Maarif modeli istenildiği gibi mi ilerliyor?
“Maarif modeli, Eğitim Fakültelerinin deneyim ve bilgi birikimini dikkate almakta isteksiz görünüyor. Bu yaklaşımsa, eğitim bilimleri anabilimdalı hariç çoğu bölümünün varlığının tartışılmasına neden olabilir.”
“Demokratik, katılımcı, kuralcı, hoşgörülü, uzlaşmacı, sorun çözücü dinamik bir nesil mümkün mü?”
Kuzey Yıldızı Vakfı Yönetim Kurulu Üyesi, Dicle Üniversitesi Öğretim Üyesi Prof. Dr. Aziz Yağan ile eğitimimizi konuştuk.
Seçmeli Yaşayan Diller ve Lehçeler dersi ne durumda?
Öğrenci eğleneceği, mutlu olacağı, kendini geliştireceği, pek bilmediği ve merak ettiği seçmeli dersi özgürce tercih etmelidir. Öğrencinin seçmeli ders tercihine müdahale etmek, etkilemeye çalışmak, baskı kurmak, kampanyalar düzenlemek; kendini kötü hissetmesine, anadili ve inancı için ağır bir sorumluluk hissetmesine neden olabilir. Bizler anadilinde eğitim başlatılmasını beklerken; Bakanlık, Türkçe dışındaki anadillerini seçmeli ders yapmakla yetindi. Anadilinin seçilmesine yönelik kampanyalar örtük yani istemeden de olsa baskı içeriyor ve kaosa neden oluyor. Çoğu anadilinin kaybolma endişesi devam ediyor. Halbuki, yaşayan diller dersinin çokdilli, çokkültürlü bir toplumda zorunlu olması gerekiyor. Bu, toplumun realitesine uygun hareket etmenin, saygının gereğidir. Türkçe dışındaki anadilleri de önceliğe sahip olmalıdır. Bir öneri olarak, turistlerin geçiş ve uğrak yeri olan Trakya’da bir il ya da ilçedeki her öğrenci her yıl bir başka anadilini seçip selamlaşmayı, sayıları, adres tarif etmeyi öğrenebileceği bir uygulama başlatılabilir.
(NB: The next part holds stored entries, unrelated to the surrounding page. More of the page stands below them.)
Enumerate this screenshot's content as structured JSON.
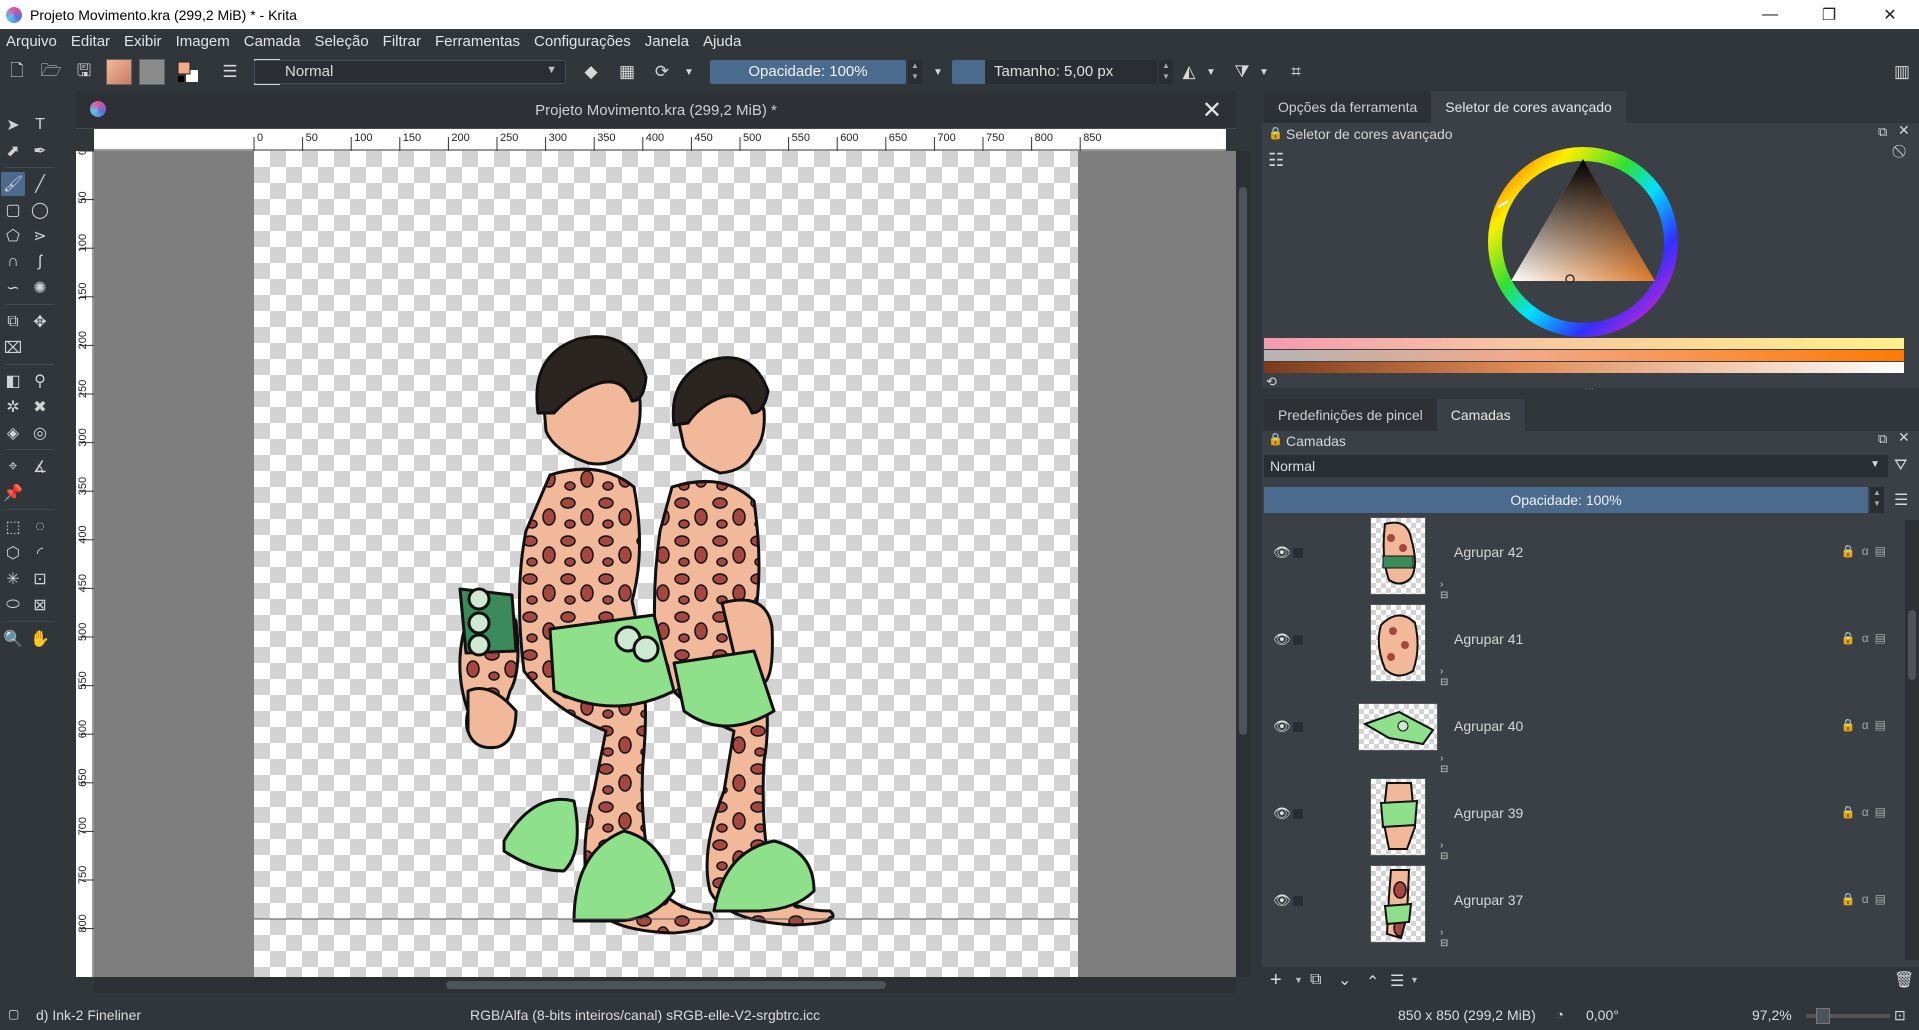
{
  "window": {
    "title": "Projeto Movimento.kra (299,2 MiB) * - Krita",
    "minimize": "—",
    "maximize": "❐",
    "close": "✕"
  },
  "menu": [
    "Arquivo",
    "Editar",
    "Exibir",
    "Imagem",
    "Camada",
    "Seleção",
    "Filtrar",
    "Ferramentas",
    "Configurações",
    "Janela",
    "Ajuda"
  ],
  "toolbar": {
    "blend_mode": "Normal",
    "opacity": "Opacidade: 100%",
    "size": "Tamanho: 5,00 px"
  },
  "document": {
    "tab_title": "Projeto Movimento.kra (299,2 MiB) *"
  },
  "rulers": {
    "h_ticks": [
      "0",
      "50",
      "100",
      "150",
      "200",
      "250",
      "300",
      "350",
      "400",
      "450",
      "500",
      "550",
      "600",
      "650",
      "700",
      "750",
      "800",
      "850"
    ],
    "v_ticks": [
      "0",
      "50",
      "100",
      "150",
      "200",
      "250",
      "300",
      "350",
      "400",
      "450",
      "500",
      "550",
      "600",
      "650",
      "700",
      "750",
      "800"
    ]
  },
  "top_dock": {
    "tabs": [
      "Opções da ferramenta",
      "Seletor de cores avançado"
    ],
    "active_tab": 1,
    "panel_title": "Seletor de cores avançado"
  },
  "colors": {
    "accent": "#4a6a8e",
    "fg_color": "#f2a98a",
    "bg_color": "#ffffff",
    "selected_hue": "#e07a2a"
  },
  "bottom_dock": {
    "tabs": [
      "Predefinições de pincel",
      "Camadas"
    ],
    "active_tab": 1,
    "panel_title": "Camadas",
    "blend_mode": "Normal",
    "opacity": "Opacidade:  100%",
    "layers": [
      {
        "name": "Agrupar  42",
        "visible": true,
        "thumb": "arm-with-bracelet"
      },
      {
        "name": "Agrupar  41",
        "visible": true,
        "thumb": "torso-spots"
      },
      {
        "name": "Agrupar  40",
        "visible": true,
        "thumb": "leaf-skirt"
      },
      {
        "name": "Agrupar  39",
        "visible": true,
        "thumb": "leg-with-leaves"
      },
      {
        "name": "Agrupar  37",
        "visible": true,
        "thumb": "arm-back"
      }
    ]
  },
  "status": {
    "brush": "d) Ink-2 Fineliner",
    "color_space": "RGB/Alfa (8-bits inteiros/canal)  sRGB-elle-V2-srgbtrc.icc",
    "dimensions": "850 x 850 (299,2 MiB)",
    "rotation": "0,00°",
    "zoom": "97,2%"
  }
}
Yerel yönetimlerin istisnasız her bir personeline Kürdce, Arapça, Adıgece, ermenice, Gürcüce, Süryanice, Lazca anadillerinin birkaçından başlangıç seviyesinde sertifikalı kurs alma zorunluluğu getirilebilir. Mahallelerde Türkçe dışındaki anadillerinde kreş açabilmek için herhangi bir engelin olmadığını bir kez daha anımsatırım. Ve Türkçe dışındaki anadillerinde eğitim için daha fazla gecikilmemesi gerekiyor.
Yapılandırmacı sistem, Maarif Modeli derken nasıl bir seyir izliyoruz?
Çoğu alanda diğer bölgelerden açık ara geride olan bölgemizde eğitim öğretim de hala geride. Bu durumdan Bakanlık kadar, bölgemizdeki eğitim bileşenleri de sorumludur.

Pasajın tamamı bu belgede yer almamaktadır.